Güncelleme Tarihi:
Fox TV’de yayınlanan “Liderler Fox’ta” programında soruları yanıtlayan Kılıçdaroğlu şunları söyledi:
ONLARA KURS AÇACAĞIM
“11 milyon emeklimiz var. 8 milyonu bin liranın altında alıyor. 300 lira alan var, 400 lira alan var. Biz Ramazan bayramı ve Kurban bayramında emekliye ikramiye vereceğiz. Bir zam yapma gibi bir durum yok. Bir yasayı değiştireceğiz, ilk 6 ay içinde yerine getireceğiz. İlk iki kanundan biri olacak. Bu üç maddelik kanun. Nereden karşılayacağız, bütçeden. Zaten var bu para. Hükümetin yetkisi var mı var. Yetkiyi kullanacağız, maaş vereceğiz. Asgari ücrette beni gidiyor işadamlarına şikayet ediyor. Ben onlara kurs açacağım, devlet nasıl yönetilir diye. Biz kesinlikle iş veren üzerine ek yük getirmek istemiyoruz. Rekabet etmesini, daha fazla üretmesini istiyoruz. Altyapılarını hazırladık, kimse merak etmesin. Kendisi bile söylüyor, ‘3 yıldır ekonomi patinaj yapıyor’ diyor. Niye patinaj yapıyor.
HEDEFİMİZ YÜZDE 6
Her yıl 1 milyon kişiye istihdam sağlayacak bir büyüme oranı yakalamamız lazım. İlk hedefimiz yüzde 6. Güney Kore’ye bakın, Hindistan’a, Arjantin’e, Brezilya’ya bakın. Bizden daha hızlı büyüyorlar. Biz kaynakları yerinde kullanamıyoruz. Tarım bakın, iki Trakya büyüklüğünde alan ekilmiyor. Çiftçi üretim yapmadığı zaman büyüme olur mu? Yabancı sermaye Türkiye’ye gelmiyor. İnsan hakları yok demokrasi yok, gelmiyorlar. Biz bunları sağlayacağız.

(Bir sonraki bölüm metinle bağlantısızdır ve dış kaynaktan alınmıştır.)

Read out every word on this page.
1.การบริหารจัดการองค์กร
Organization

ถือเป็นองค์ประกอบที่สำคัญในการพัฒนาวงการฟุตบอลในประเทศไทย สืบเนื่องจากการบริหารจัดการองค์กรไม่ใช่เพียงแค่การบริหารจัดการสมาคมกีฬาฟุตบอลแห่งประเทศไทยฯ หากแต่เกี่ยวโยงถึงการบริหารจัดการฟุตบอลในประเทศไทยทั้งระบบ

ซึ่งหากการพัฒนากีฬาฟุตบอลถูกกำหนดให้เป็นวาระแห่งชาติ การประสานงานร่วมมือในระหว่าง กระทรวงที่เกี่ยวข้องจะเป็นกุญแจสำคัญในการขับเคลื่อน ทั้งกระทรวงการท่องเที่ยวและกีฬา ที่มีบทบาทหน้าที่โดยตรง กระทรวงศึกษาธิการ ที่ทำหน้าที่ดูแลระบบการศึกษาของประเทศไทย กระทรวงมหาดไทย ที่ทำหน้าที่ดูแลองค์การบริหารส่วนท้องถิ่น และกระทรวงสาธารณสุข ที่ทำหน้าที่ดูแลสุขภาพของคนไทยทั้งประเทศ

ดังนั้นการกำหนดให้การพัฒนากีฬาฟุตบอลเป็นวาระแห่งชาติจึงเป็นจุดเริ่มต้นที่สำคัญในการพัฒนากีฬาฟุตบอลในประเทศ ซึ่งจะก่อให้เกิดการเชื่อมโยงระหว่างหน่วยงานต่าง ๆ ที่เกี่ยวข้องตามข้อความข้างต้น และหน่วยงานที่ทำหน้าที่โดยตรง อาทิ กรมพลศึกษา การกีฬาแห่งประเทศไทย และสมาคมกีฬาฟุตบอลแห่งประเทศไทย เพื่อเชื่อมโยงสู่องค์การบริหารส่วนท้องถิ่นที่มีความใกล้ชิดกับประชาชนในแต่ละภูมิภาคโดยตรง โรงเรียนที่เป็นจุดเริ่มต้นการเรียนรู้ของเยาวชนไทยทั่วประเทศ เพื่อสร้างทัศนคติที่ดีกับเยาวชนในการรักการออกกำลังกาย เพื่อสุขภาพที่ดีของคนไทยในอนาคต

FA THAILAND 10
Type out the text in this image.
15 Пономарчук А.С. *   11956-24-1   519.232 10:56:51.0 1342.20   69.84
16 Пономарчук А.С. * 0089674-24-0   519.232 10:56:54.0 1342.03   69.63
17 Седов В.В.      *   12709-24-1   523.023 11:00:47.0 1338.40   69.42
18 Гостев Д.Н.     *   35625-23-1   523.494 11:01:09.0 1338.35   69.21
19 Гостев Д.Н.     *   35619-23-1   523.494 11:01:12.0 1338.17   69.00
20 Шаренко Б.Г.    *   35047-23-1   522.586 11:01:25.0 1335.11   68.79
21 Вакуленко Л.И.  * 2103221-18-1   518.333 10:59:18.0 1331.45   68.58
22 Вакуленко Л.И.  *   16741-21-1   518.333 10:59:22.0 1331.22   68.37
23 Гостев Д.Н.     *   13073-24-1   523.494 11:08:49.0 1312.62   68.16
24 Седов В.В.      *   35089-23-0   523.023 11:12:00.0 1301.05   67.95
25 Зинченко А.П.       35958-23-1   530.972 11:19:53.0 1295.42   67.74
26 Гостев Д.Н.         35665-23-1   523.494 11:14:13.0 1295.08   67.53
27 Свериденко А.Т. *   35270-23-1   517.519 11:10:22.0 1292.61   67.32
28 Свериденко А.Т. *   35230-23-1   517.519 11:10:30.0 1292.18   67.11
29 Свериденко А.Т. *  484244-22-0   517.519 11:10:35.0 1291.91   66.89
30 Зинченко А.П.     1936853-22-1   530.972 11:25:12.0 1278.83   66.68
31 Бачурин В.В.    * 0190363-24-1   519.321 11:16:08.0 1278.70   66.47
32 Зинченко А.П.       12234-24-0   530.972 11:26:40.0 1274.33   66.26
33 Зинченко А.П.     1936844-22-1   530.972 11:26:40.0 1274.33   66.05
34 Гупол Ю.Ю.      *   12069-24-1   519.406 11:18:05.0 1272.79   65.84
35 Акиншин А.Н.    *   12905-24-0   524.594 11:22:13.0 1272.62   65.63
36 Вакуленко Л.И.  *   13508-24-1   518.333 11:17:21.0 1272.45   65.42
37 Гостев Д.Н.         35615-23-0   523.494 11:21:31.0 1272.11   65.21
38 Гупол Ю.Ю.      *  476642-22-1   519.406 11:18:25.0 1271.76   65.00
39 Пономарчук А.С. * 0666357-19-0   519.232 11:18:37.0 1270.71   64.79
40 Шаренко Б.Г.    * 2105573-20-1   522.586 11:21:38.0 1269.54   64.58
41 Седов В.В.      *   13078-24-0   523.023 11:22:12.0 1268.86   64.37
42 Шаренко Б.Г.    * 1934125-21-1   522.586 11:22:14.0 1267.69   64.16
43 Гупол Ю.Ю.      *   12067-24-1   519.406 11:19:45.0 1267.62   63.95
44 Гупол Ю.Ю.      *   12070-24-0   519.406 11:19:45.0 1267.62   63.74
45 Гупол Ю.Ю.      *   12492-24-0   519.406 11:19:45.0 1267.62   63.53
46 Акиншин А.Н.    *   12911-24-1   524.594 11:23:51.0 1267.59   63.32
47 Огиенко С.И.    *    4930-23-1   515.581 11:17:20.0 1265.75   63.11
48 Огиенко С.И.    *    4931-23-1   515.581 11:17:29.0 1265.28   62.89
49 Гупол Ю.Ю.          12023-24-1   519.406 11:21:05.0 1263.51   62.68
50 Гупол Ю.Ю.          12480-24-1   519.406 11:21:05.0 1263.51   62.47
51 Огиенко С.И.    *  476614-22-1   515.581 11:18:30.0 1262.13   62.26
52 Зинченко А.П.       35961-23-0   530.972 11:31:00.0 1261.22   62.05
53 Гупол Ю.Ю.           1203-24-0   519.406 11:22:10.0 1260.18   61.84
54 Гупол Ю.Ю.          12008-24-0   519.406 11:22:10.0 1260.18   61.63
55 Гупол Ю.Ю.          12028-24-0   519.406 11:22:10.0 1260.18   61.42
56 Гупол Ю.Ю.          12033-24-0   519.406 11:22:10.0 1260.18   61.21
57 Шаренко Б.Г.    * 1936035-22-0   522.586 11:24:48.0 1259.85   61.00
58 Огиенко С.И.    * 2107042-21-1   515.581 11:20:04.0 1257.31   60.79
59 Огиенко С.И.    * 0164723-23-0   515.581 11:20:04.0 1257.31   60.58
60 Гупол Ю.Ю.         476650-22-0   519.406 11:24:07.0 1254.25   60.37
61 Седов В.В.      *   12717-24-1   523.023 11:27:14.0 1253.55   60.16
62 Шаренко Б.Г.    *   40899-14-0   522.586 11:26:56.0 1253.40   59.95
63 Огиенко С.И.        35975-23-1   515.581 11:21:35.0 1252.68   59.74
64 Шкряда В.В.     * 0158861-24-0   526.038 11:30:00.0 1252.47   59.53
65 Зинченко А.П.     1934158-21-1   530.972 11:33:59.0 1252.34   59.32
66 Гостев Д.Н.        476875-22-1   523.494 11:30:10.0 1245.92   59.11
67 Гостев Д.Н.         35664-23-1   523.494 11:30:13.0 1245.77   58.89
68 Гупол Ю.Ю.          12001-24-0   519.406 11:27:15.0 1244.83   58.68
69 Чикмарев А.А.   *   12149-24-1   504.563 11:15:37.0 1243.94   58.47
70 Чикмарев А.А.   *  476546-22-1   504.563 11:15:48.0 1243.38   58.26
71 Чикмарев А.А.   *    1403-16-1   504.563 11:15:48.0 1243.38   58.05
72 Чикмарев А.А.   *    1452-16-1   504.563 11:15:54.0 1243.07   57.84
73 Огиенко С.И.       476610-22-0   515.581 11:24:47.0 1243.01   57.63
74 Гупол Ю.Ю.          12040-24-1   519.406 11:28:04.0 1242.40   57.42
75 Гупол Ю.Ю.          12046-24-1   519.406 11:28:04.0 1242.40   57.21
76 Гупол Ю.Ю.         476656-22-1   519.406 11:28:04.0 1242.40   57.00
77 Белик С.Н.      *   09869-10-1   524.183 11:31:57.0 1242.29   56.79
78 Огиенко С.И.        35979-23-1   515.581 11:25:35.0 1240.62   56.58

VERGİ SİSTEMİMİZDE ADALET YOK
Beyannamemizde vergi reformundan bahsediliyor ama ayrıntılarından söz edilmiyor. Vergi hiç yer almıyor anlamında değil. Asgari ücretlilerin vergi ödemeyeceğini gösteren maddelerimiz var. Vergisiz bir hayat düşünülemez. Önemli olan, vergi alıyorsunuz ama aldığınız vergi de adalet var mı yok mu? Bizim vergi sistemimizde adalet yok. En pahalı mazotu Türkiye’de alıyoruz. Yüksek ücret alanların daha fazla vergi ödemesi lazım. Dolaylı vergiler her zaman olacaktır. Asıl olan toplanan vergilerin nasıl harcandığının halka söylenmesi gerekir. Toplanan vergileri TBMM adına Sayıştay denetliyor. Dolayısıyla milletvekilleri vergilerin nereye harcandığını görüyor.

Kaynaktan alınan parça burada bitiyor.